Martina: "Amo lo sport, la competizione e stare con gli altri

27 dic 2017, 12:53

Martina Casagrande, 28 anni di Viterbo, è una ragazza solare e determinata; ama stare in compagnia, le piacciono le sfide attraverso le quali ricerca un miglioramento continuo di se stessa che le infonde coraggio e sicurezze.

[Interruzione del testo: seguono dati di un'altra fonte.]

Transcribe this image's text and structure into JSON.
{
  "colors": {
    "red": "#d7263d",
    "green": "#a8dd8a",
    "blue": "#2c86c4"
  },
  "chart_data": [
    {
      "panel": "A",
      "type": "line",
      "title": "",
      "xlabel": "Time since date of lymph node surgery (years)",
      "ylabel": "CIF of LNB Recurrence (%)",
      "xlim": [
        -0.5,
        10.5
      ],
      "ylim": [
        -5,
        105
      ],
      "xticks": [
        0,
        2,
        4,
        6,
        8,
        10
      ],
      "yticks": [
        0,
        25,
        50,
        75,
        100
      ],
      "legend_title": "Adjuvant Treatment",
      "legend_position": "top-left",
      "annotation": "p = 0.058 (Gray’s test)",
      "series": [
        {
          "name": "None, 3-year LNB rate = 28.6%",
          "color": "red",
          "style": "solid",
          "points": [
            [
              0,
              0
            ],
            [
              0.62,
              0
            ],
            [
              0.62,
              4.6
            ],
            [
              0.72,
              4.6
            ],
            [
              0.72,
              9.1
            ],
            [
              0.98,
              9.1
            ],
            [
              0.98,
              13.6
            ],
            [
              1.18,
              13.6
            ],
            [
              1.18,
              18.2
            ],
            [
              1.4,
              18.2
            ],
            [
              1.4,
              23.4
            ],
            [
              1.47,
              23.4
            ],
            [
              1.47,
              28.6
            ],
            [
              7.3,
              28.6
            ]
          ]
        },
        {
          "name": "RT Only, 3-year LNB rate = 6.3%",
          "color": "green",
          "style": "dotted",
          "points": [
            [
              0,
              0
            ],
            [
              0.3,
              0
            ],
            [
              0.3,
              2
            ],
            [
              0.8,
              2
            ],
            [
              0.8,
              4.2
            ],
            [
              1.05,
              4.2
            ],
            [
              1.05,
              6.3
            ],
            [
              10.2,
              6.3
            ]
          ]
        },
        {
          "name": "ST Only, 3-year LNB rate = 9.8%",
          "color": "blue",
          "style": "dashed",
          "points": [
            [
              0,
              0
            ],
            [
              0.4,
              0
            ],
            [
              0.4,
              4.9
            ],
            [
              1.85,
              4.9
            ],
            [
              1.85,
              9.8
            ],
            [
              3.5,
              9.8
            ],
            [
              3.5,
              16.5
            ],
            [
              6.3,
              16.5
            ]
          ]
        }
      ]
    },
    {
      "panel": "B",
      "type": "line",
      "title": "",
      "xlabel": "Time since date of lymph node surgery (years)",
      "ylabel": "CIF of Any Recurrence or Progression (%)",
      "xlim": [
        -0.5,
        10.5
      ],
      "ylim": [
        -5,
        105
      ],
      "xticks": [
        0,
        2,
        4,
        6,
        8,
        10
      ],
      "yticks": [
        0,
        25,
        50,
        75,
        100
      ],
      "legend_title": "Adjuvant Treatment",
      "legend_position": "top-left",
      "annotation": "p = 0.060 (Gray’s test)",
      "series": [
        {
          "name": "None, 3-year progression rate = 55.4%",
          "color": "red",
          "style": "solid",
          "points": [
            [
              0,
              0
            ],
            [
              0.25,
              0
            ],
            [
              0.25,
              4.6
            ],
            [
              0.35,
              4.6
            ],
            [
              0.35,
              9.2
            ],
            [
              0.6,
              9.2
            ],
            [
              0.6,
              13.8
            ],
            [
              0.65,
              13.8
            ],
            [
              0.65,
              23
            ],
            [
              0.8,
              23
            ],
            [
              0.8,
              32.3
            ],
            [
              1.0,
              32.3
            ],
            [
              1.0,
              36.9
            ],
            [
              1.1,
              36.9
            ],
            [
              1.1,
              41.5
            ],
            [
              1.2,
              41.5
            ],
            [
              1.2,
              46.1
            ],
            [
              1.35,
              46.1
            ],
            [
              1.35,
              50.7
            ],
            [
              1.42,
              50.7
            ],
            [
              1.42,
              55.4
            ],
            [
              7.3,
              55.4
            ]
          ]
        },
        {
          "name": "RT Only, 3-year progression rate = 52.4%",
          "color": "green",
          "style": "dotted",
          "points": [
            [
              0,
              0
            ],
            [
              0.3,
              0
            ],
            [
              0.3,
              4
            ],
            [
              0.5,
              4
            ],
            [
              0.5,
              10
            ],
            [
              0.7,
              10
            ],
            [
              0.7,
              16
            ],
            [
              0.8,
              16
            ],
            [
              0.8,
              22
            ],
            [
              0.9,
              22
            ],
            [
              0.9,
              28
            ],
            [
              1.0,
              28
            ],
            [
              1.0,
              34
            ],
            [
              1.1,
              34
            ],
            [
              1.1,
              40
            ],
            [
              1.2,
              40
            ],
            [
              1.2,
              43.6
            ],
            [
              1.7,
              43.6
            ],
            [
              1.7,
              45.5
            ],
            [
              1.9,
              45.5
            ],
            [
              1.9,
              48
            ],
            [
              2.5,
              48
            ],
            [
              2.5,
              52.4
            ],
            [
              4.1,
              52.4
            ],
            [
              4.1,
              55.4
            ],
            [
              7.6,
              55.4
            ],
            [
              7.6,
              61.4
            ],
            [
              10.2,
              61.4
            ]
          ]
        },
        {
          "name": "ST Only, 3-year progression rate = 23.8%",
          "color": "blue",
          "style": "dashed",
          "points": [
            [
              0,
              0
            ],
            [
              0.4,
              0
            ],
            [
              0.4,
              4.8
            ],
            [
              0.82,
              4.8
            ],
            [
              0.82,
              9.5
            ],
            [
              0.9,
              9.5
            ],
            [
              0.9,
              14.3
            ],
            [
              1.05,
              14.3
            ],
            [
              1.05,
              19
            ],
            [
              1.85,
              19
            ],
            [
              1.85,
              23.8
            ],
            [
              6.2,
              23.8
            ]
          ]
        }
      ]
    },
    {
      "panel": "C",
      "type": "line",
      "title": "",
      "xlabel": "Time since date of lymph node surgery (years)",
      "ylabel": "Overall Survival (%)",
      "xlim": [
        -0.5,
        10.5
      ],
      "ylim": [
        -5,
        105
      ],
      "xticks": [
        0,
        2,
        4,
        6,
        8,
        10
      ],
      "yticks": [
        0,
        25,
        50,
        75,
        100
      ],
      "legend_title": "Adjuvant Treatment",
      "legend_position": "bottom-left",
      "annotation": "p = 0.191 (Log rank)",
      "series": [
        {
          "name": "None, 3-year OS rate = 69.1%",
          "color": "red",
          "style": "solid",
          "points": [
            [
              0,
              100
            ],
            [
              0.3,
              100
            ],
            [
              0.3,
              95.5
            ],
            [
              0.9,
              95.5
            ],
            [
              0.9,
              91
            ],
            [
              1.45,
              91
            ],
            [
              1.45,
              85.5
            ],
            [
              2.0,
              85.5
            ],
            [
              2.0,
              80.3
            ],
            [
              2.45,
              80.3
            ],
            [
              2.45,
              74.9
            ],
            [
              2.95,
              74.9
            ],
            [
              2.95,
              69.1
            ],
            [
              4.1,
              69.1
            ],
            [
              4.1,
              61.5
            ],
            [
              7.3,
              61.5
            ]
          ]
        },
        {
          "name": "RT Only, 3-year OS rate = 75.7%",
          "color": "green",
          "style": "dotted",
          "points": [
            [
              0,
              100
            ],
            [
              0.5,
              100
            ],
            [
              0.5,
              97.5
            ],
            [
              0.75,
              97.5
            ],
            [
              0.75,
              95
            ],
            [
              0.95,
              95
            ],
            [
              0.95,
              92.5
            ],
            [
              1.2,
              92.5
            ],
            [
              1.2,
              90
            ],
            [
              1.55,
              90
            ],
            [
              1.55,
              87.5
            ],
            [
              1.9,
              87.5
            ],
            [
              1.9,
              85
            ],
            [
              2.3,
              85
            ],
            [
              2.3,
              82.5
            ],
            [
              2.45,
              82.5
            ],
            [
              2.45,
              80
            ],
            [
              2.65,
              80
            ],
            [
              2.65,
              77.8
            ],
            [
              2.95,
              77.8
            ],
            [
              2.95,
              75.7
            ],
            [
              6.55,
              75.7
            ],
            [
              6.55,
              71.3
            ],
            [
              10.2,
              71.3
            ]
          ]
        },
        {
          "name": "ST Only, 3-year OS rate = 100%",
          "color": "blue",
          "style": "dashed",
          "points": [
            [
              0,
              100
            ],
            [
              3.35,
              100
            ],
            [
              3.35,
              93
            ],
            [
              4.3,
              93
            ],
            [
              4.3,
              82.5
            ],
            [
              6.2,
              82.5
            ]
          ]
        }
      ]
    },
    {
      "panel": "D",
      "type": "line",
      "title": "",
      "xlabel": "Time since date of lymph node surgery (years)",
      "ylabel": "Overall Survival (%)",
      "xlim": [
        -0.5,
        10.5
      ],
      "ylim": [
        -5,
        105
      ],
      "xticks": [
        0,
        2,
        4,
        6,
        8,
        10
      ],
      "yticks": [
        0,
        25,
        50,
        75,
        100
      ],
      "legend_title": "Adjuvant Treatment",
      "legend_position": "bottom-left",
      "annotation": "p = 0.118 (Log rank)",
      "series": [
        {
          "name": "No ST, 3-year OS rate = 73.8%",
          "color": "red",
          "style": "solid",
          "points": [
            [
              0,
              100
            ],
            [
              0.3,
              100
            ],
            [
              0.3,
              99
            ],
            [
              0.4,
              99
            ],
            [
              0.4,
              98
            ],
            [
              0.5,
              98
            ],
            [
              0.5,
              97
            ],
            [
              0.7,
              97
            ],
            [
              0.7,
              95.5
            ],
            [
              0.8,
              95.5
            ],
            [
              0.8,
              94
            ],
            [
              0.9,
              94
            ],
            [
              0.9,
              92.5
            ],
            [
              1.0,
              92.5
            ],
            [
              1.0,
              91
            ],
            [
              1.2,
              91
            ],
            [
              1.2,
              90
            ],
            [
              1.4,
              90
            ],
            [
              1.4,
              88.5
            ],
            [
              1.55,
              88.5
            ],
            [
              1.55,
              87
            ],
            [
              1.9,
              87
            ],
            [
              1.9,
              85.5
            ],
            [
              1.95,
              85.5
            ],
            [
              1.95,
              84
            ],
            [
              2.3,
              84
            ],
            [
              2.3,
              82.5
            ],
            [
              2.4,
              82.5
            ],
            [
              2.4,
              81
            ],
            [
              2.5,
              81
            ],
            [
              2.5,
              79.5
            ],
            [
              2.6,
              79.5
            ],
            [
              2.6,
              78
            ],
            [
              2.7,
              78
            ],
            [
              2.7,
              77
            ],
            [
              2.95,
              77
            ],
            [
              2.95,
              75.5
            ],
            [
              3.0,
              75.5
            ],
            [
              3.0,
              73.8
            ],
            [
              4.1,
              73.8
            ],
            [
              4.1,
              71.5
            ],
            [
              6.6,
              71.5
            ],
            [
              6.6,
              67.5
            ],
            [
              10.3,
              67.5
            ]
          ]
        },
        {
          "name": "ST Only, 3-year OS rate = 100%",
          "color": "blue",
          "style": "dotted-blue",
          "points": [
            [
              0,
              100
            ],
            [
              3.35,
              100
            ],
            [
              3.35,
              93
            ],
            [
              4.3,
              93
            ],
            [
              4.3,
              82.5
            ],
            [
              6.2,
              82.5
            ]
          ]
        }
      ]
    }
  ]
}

“Il momento della nascita di Martina – ricordano Anna e Ciro, rispettivamente la mamma ed il papà – è stata una gioia grandissima, era molto piccola ma bella, con un visetto tondo tondo. Poi, dopo pochissimo, arrivarono le prime preoccupazioni. Mangiava poco e male, rigurgiti in continuazione, tanti esami e nessuna risposta. Martina, anziché crescere, continuava a perdere peso. Dalla gioia più grande siamo sprofondati in un attimo nell'incubo più nero. Al momento delle mie dimissioni dall’ospedale l’incontro devastante con il primario della pediatria: “Purtroppo la bambina è Down, non sarà mai come gli altri, sarà handicappata tutta la vita”. Più che una comunicazione, seppur priva di sensibilità, è stata una vera e propria sentenza; una sorta di condanna che non lasciava scampo”.
Oltre le difficoltà
“Tornati a casa abbiamo cercato conforto nelle persone care, sorelle, amici e genitori ma lo sconforto lasciava rapidamente il posto al pensiero di quella bambina piccola e indifesa che aveva bisogno di tante cure ed attenzioni. Martina continuava a stare male ed era arrivata a pesare circa 1,9 Kg; il Prof. Dall’Oglio, dell'Unità Operativa di Chirurgia del Bambino Gesù, che constatò una stenosi duodenale, la fece trasportare d'urgenza a Roma e la operò nel cuore della notte. Nostra figlia si riprese bene e nel
frattempo conoscemmo altri medici che, con molta sensibilità, ci diedero dei consigli più ottimistici. Non è stato difficile accettarla, è sempre stata la nostra bambina, dolce, buona e molto attenta a suo fratello Michele, di un anno più grande, definito dal Neuropsichiatra che la seguiva, il Dott. Albertini, “ il nostro professore in casa”, uno stimolo importante ai fini della sua crescita. Una casa, la nostra, sempre piena di bambini e Martina sempre insieme a loro”.
La scuola ed il lavoro
“Poi è arrivata l’età – prosegue la mamma – della scuola materna, elementari e così via. La difficoltà più grande è stata all’inizio delle elementari, poche attenzioni per via di continui cambi di insegnanti di sostegno. Non mi sono arresa e le tante ore pomeridiane impegnate su libri e quaderni hanno dato, nel tempo, i loro frutti. Martina legge e scrive sia in stampatello che in corsivo; ha sempre frequentato la scuola con impegno svolgendo tutti i compiti che le venivano richiesti. Ricordo con grande amarezza quando, in terza media, l'insegnante di sostegno voleva a tutti i costi che Martina rimanesse, alla fine dell'anno, all'interno di quel contesto. Martina voleva andare avanti, seguire il gruppo dei compagni con i quali aveva legato e che rappresentavano per lei un punto di riferimento. Dopo qualche tempo, seppi che se Martina non fosse andata via l’insegnante avrebbe mantenuto il sostegno senza doversi necessariamente trasferire in un'altra scuola: è doloroso pensare che le difficoltà di mia figlia siano state oggetto di strumentalizzazione. Di contro, alle superiori abbiamo trovato un bellissimo ambiente inclusivo che ricordiamo con grande gioia, così come l’impegno preso dalle insegnanti di una scuola materna dove tuttora, da otto anni circa, svolge un tirocinio lavorando con i bambini”.